Chicchi e i suoi amici durante la maratona.

La corsa al centuplo

La maratona di Milano in carrozzina grazie agli amici. Cristina, malata di Sla dal 2011, può "parlare" solo attraverso gli occhi: «Il mio valore è nel fatto che esisto. Proprio ora, come sono». Qui racconta cosa la fa «vivere alla grande»

Il 3 Aprile ho “corso” la maratona di Milano.
Sono Cristina (Chicchi) e dal 2011 sono ammalata di Sla, malattia che mi costringe sulla carrozzina, impossibilitata nei movimenti e nel parlare, ma che, grazie a Dio, non mi ha tolto il sorriso e gli occhi, con i quali comunico tutta la mia voglia di vivere. Riesco a scrivere grazie ad un puntatore ottico.
In questi anni la grande Compagnia, che ci abbraccia, e la fede in Cristo, che ci sostiene, hanno permesso a me e al mio straordinario marito Guglielmo (Guly) di vivere alla grande, anche se la circostanza poteva dire il contrario.

Straordinario marito, in quanto dono di Dio: il mio “sì” a lui era avvenuto in seguito a degli Esercizi della Fraternità, nei quali avevi sottolineato il fatto che Cristo doveva essere criterio di giudizio per tutto; per me era un criterio valido quasi per tutto, ma nella sfera sentimentale dovevo mettere la mia misura. Quando ho applicato Cristo anche all’aspetto affettivo ho avuto il centuplo!

Dopo la diagnosi della malattia la mia vita è cambiata drammaticamente, da ingegnere, manager in una multinazionale, a essere praticamente immobile. Devo ammettere, comunque, che sono sempre stata relativamente fortunata con chi ho incontrato: considerata prima come persona e poi come ammalata, e quindi con tutti i miei desideri, i miei sentimenti, il mio amore e la mia ragione. Il mio valore non sta in quello che posso fare ma è nel fatto che esisto, esisto proprio ora, come sono, in queste cattive condizioni di salute, amata da mio marito, dai nostri stupendi genitori, fratelli, sorelle, parenti e amici della comunità e della Fraternità.

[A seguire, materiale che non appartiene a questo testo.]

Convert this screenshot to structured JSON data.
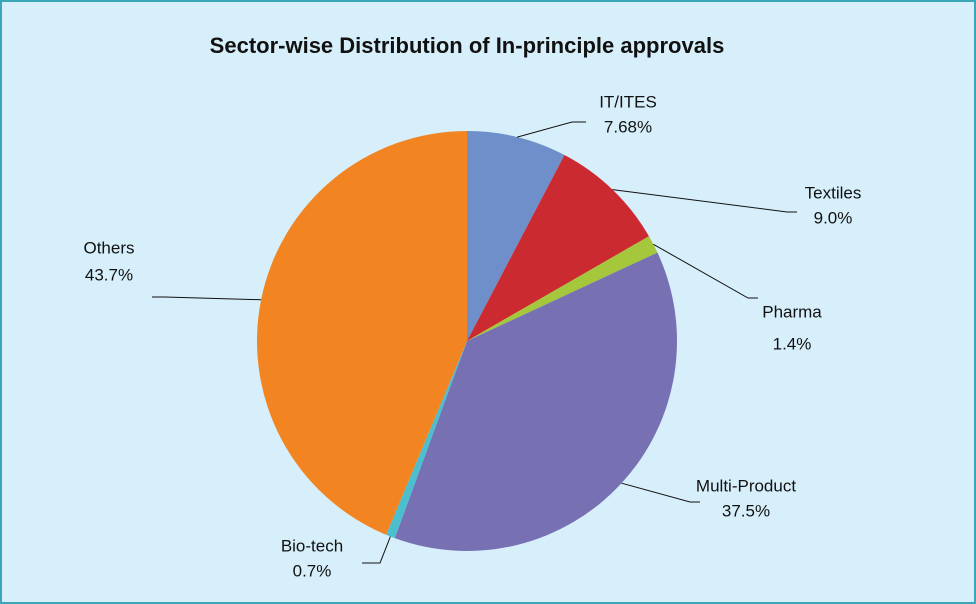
{
  "chart_data": {
    "type": "pie",
    "title": "Sector-wise Distribution of In-principle approvals",
    "categories": [
      "IT/ITES",
      "Textiles",
      "Pharma",
      "Multi-Product",
      "Bio-tech",
      "Others"
    ],
    "values": [
      7.68,
      9.0,
      1.4,
      37.5,
      0.7,
      43.7
    ],
    "value_labels": [
      "7.68%",
      "9.0%",
      "1.4%",
      "37.5%",
      "0.7%",
      "43.7%"
    ],
    "colors": [
      "#6f8fca",
      "#cc2a31",
      "#a5c73b",
      "#7771b3",
      "#4cbfcf",
      "#f28522"
    ]
  }
}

Siamo stati in America a raccontare la nostra vita, ad un congresso medico; mi hanno portata a sciare; mi hanno costruito una piscina, per fare idroterapia, nella quale riesco a fare movimenti che la malattia mi ha ormai bloccato; mi hanno portata a fare la Macerata-Loreto, il giugno scorso, in una nottata di Grazia indimenticabile; per arrivare a settembre con la Maratona del Lago di Varese e il 3 aprile a Milano. Il tutto è stato la verifica di come il buon Dio continuamente ci dona la forza, e di come lo stare a quello che Lui ci chiede è la cosa migliore per noi e per chi ci sta vicino o ci incontra.

L’idea della maratona nasce da due desideri. Il primo di un amico maratoneta a conoscenza del fatto che io, nel 2007, avevo corso la maratona di New York. A lui sarebbe piaciuto portarmi nella parte finale, all’arrivo della maratona di Varese, che avrebbe corso per me. Il secondo, il desiderio del fratello di Guly che, avendomi vista sciare con una slitta speciale (io amavo tantissimo sciare), ha pensato che mi sarebbe piaciuto anche correre e pertanto si poteva farmi fare qualcosa.

Da lì è successo di tutto, mio cognato e due amici hanno costruito una carrozzina speciale, e sotto l’organizzazione impeccabile della sorella maratoneta di Guly, che più volte aveva corso per me, un mondo si è messo a disposizione per concretizzare questa idea, parenti, amici, e soprattutto i miei amici di università, gli Amici di Zaccheo. A partire dall’esperienza dello studio in università, abbiamo continuato fino ad ora a sostenerci vicendevolmente, nel verificare la bellezza della fede in ogni ambito della vita.

In questi anni mi sono sempre stati vicini al punto che, ormai diventati tantissimi, con nuovi amici incontrati e la Grazia di tanti bimbi, a Natale vengono a farci gli auguri nel nostro paese, Gavirate, per condividere il momento con me. Questa cosa ci ha sempre commosso, ma dice del metodo bello e semplice della nostra Compagnia di starci vicino.

Sono tantissime le persone che ci stanno accanto e soprattutto pregano per la mia guarigione, e, come per la maratona, si offrono per sostenere un po’ della fatica che ci è chiesta. Tanto che al termine della maratona, anche se stremati dalla fatica, non avremmo potuto finire meglio se non cantando il Non nobis. Anche questo è impressionante: in questo aiuto, in questa modalità di stare insieme, c’è il senso della fatica chiesta.

Non si dice sì perché si è forti, ma perché, grazie all’educazione ricevuta, sperimenti il centuplo nel dire sì a Gesù in forza anche di chi ti è messo a fianco.